Et pour finir, par rapport aux missions de cette agence, c’est créer une économie parce que le spatial en est une. Il faut qu’on arrive à créer une économie autour de ce secteur spatial et contribuer à la mise en place d’un écosystème, ce qui favoriserait vraiment l’éclosion de start-ups, d’industries qui vont travailler dans ce secteur spatial. Et c’est ce qui permettra au final de pouvoir créer cette économie. Il faut que le spatial serve aux populations et à l’État et c’est ce que nous allons essayer de mettre en œuvre le plus rapidement possible.
Q: Sur fond de turbulences dans le monde aujourd’hui, on parle beaucoup en Afrique de la nécessité d’assurer la résilience, la stabilité et la souveraineté dans plusieurs domaines.
L’Afrique a-t-elle besoin aussi d’une souveraineté spatiale? Si oui, comment le continent pourrait se l’assurer?
Maram Kaïré: Au même titre que toutes les nations aujourd’hui qui se définissent comme des nations spatiales, l’Afrique a besoin de cette souveraineté spatiale. Je pense que la question de la souveraineté est un objectif, voire même une nécessité pour l’ensemble des pays ou en tout cas pour les États qui investissent dans le domaine du spatial. C’est un objectif qui est clairement défini parce que quand vous parlez de satellites, vous parlez tout de suite de prendre de la hauteur et de surplomber les territoires. Et bien entendu, c’est des choses qui sont très réglementées.
Aujourd’hui, on ne peut pas faire tout et n’importe quoi avec la surveillance, avec les satellites et autres. C’est ce qui pousse bien entendu à mettre cette question de souveraineté sur la table. Chaque État qui investit dans le spatial aimerait pouvoir avoir la maîtrise sur la surveillance de son territoire, la surveillance de ses ressources minières et ainsi de suite. Et cela passe par la mainmise sur les données qui proviennent non seulement du secteur spatial, mais également de la technologie qui nous permet d’acquérir ces données.

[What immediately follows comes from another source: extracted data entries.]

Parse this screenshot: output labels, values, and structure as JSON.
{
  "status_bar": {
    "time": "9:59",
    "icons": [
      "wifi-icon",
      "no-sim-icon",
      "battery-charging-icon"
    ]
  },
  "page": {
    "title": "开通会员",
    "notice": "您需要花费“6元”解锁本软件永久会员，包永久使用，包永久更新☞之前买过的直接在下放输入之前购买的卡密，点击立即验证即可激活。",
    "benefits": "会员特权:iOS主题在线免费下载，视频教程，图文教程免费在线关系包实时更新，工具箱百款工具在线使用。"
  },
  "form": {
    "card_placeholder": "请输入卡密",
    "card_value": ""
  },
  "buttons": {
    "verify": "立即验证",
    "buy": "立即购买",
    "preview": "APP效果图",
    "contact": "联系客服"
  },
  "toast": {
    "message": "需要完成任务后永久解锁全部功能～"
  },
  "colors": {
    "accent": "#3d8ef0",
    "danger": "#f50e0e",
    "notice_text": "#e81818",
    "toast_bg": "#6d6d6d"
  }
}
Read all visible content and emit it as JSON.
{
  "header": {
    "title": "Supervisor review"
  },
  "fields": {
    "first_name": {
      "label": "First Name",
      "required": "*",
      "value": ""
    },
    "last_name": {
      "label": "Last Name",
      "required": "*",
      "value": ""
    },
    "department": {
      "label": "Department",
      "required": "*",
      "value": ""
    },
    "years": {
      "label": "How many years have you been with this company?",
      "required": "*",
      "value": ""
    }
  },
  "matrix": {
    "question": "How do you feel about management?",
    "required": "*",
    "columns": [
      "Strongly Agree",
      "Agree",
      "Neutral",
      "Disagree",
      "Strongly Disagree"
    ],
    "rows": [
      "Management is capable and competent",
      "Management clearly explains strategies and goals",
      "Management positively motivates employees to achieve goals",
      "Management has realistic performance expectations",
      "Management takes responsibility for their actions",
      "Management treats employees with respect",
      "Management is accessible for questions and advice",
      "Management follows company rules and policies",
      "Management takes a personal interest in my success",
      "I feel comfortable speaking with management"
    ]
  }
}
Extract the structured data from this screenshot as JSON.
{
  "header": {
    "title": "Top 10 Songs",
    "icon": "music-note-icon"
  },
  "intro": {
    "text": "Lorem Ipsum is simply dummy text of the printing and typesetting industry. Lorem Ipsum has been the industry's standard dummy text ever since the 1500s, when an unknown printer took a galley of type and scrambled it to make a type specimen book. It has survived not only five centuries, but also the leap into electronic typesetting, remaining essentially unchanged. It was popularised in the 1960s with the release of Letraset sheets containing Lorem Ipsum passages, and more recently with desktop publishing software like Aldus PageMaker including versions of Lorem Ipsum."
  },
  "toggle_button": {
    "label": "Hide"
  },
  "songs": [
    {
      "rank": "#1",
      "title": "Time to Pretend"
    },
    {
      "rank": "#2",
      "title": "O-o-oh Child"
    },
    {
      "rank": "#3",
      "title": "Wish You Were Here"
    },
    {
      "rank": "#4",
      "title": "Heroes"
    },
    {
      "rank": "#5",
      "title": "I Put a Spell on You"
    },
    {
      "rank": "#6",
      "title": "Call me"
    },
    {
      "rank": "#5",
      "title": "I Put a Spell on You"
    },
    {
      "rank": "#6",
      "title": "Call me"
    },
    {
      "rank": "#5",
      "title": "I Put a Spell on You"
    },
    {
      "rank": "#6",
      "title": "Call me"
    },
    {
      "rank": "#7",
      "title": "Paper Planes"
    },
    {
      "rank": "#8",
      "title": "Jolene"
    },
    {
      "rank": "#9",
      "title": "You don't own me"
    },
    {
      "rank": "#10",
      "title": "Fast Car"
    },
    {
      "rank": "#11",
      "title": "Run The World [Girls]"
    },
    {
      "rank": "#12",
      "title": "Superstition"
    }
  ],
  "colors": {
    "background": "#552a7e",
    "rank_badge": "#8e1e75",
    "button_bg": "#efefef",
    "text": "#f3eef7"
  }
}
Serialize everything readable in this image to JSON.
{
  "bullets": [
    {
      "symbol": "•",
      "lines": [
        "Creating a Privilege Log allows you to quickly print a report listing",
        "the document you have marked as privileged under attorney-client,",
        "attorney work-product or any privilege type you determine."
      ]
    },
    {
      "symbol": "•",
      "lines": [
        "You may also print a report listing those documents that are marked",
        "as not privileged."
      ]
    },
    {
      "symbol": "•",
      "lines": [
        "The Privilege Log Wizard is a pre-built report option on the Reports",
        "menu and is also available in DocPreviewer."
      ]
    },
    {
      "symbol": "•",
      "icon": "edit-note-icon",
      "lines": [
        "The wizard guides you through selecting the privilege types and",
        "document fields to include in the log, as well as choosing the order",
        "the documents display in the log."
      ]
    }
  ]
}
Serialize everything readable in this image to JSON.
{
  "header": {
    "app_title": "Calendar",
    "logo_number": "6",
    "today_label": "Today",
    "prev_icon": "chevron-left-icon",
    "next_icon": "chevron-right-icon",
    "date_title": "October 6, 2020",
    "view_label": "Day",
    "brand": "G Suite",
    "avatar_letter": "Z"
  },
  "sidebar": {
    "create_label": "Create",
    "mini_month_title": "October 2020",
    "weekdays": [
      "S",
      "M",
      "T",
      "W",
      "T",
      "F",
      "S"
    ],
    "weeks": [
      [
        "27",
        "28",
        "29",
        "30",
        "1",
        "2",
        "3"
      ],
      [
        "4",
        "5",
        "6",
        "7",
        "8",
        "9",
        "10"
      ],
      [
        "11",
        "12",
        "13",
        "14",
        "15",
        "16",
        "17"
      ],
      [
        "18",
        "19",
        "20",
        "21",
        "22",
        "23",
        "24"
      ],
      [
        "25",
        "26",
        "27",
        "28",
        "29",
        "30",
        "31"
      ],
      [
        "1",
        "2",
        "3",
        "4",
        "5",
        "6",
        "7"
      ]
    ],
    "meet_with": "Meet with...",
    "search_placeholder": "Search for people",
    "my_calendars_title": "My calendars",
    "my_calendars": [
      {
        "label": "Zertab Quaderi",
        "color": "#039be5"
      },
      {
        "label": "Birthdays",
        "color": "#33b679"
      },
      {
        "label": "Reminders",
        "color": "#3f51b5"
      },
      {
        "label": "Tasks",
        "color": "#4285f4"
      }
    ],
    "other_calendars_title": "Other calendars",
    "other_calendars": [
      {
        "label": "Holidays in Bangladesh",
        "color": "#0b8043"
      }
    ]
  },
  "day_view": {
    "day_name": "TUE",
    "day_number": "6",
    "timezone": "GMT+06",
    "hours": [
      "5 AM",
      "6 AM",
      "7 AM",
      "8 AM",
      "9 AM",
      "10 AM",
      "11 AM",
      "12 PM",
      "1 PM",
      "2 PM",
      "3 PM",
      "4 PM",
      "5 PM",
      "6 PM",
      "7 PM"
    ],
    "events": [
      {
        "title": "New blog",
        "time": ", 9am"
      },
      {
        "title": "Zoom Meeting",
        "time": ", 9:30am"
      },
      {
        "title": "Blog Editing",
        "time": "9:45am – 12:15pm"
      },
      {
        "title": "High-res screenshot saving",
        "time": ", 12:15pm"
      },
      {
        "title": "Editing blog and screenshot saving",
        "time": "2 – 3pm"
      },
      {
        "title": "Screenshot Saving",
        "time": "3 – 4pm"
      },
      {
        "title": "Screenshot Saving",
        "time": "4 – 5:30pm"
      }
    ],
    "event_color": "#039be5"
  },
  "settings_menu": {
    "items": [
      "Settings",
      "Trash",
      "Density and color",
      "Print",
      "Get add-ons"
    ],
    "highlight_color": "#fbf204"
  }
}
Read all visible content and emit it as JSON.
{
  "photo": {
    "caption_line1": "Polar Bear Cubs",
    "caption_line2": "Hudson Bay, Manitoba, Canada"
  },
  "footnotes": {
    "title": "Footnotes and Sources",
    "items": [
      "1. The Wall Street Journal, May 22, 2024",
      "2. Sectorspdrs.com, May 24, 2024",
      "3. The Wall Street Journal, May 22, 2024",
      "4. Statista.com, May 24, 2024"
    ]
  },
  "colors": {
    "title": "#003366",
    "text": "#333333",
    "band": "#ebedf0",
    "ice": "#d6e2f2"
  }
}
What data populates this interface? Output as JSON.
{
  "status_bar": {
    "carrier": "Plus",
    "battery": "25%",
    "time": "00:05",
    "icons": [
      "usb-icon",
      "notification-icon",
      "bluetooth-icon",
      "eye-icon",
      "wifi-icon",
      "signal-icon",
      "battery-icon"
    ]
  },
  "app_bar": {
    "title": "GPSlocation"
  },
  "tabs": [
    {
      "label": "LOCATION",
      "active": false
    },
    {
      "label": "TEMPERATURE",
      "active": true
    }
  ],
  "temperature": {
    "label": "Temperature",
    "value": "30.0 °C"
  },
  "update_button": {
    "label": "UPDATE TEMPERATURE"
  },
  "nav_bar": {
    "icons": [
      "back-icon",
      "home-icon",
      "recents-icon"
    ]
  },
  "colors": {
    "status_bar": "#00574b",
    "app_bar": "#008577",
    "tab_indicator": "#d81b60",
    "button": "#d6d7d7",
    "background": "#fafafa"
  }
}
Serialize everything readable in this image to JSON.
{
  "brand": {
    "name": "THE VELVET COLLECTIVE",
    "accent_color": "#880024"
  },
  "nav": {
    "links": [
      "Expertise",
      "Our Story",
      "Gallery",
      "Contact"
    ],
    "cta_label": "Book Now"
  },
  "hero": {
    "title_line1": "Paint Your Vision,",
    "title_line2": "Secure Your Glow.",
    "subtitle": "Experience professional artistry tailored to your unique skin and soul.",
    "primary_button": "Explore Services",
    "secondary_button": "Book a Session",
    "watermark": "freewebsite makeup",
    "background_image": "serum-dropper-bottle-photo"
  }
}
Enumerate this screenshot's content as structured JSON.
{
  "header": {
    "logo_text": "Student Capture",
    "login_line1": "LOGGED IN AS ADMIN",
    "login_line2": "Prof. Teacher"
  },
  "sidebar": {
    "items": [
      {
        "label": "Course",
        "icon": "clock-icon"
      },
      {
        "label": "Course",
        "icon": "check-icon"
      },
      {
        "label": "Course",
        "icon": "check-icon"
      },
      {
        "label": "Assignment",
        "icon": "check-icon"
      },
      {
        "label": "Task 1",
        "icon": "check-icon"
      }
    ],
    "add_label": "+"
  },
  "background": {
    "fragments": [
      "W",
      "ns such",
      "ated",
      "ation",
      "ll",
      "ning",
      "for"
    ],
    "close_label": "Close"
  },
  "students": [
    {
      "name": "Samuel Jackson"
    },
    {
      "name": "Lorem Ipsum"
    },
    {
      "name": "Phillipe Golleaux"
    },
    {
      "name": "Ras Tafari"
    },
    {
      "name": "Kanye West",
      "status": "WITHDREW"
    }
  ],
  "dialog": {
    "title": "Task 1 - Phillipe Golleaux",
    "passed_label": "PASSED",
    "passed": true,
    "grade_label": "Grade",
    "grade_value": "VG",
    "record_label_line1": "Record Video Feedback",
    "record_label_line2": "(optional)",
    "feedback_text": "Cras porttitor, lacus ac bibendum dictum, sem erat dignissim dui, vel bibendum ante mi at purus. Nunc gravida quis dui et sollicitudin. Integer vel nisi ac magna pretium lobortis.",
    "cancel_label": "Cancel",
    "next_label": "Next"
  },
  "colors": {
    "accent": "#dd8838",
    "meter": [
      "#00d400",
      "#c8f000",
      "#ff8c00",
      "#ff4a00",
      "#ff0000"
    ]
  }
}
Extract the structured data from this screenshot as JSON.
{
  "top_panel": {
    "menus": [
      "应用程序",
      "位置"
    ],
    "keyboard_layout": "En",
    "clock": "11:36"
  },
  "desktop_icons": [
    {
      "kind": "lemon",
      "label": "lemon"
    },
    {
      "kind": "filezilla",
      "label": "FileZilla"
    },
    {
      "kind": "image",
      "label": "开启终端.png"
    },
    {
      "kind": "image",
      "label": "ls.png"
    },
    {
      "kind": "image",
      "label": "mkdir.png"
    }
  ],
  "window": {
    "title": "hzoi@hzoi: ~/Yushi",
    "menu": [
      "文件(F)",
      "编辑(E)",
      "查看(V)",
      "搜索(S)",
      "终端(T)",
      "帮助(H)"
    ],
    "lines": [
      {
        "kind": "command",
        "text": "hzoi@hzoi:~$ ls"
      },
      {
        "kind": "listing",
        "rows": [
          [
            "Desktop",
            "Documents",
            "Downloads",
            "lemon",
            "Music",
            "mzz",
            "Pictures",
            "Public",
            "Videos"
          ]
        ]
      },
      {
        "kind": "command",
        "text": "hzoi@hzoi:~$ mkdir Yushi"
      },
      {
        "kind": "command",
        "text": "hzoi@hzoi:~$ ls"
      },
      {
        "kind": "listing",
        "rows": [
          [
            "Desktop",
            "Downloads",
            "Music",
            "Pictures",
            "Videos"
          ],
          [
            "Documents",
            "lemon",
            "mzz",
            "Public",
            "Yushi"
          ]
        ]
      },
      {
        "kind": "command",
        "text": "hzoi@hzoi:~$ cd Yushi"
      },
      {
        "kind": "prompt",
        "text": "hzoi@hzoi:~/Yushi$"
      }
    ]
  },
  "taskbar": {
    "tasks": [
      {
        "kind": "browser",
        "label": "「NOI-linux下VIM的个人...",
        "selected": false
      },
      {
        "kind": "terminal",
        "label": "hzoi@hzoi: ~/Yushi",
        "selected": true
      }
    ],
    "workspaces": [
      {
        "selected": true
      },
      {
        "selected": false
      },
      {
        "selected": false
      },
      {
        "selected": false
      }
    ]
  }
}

Donc, la question de la souveraineté va forcément se poser pour les pays africains et c’est tout à fait légitime! Je pense que nous avons des défis auxquels nous sommes confrontés: la sécurité, on a des zones qui sont très sensibles pour les questions de sécurité. L’Afrique a pour ambition de pouvoir avoir le contrôle sur la surveillance de son territoire et ça, c’est tout à fait légitime.
Donc je pense que ça n’enlève en rien maintenant l’ouverture à la coopération, à la collaboration internationale. Le secteur spatial est devenu de façon très simple un secteur très collaboratif, que ce soit dans l’exploration ou dans le traitement des données acquises. C’est dans la collaboration et la coopération que les choses se font. Aspirer à cette souveraineté ne veut pas dire s’enfermer, ne veut pas dire ne pas travailler avec les autres. Mais ça veut dire tout simplement avoir un certain niveau de contrôle sur les informations qui concernent les territoires africains. Et ça, c’est tout à fait normal.
Q: Entre 1947 et 1990, l’Afrique a abrité quatre cosmodromes exploités par la France, l’Italie, l’Allemagne et Israël, c’est-à-dire des pays non africains. Désormais, le continent a-t-il besoin d’un cosmodrome africain?
Maram Kaïré: Tout dépendra de l’évolution de cette dynamique qu’on voit sur le continent, à savoir l’entrée des satellites qui sont de plus en plus nombreux. Il arrivera un moment où la question sera posée sur la table: est-ce que nous allons vers la mise en place de lanceurs propres au continent africain ou est-ce que nous allons continuer dans la collaboration?
Ce qu’il faut savoir, c’est que l’industrie spatiale n’a pas besoin qu’on se mette tous à fabriquer des lanceurs là où on peut mutualiser les efforts et travailler avec des opérateurs qui ont déjà la capacité de pouvoir lancer ces satellites que nous construisons. Donc si aujourd’hui on a la possibilité de travailler avec des industriels ou avec d’autres États qui permettent de faire des mises en orbite de satellites et que ça coûte moins cher aux États africains que de devoir développer leurs propres lanceurs, je pense que c’est une solution qui est à prendre, qui est à étudier. Et je pense que c’est ce qui se fait aujourd’hui.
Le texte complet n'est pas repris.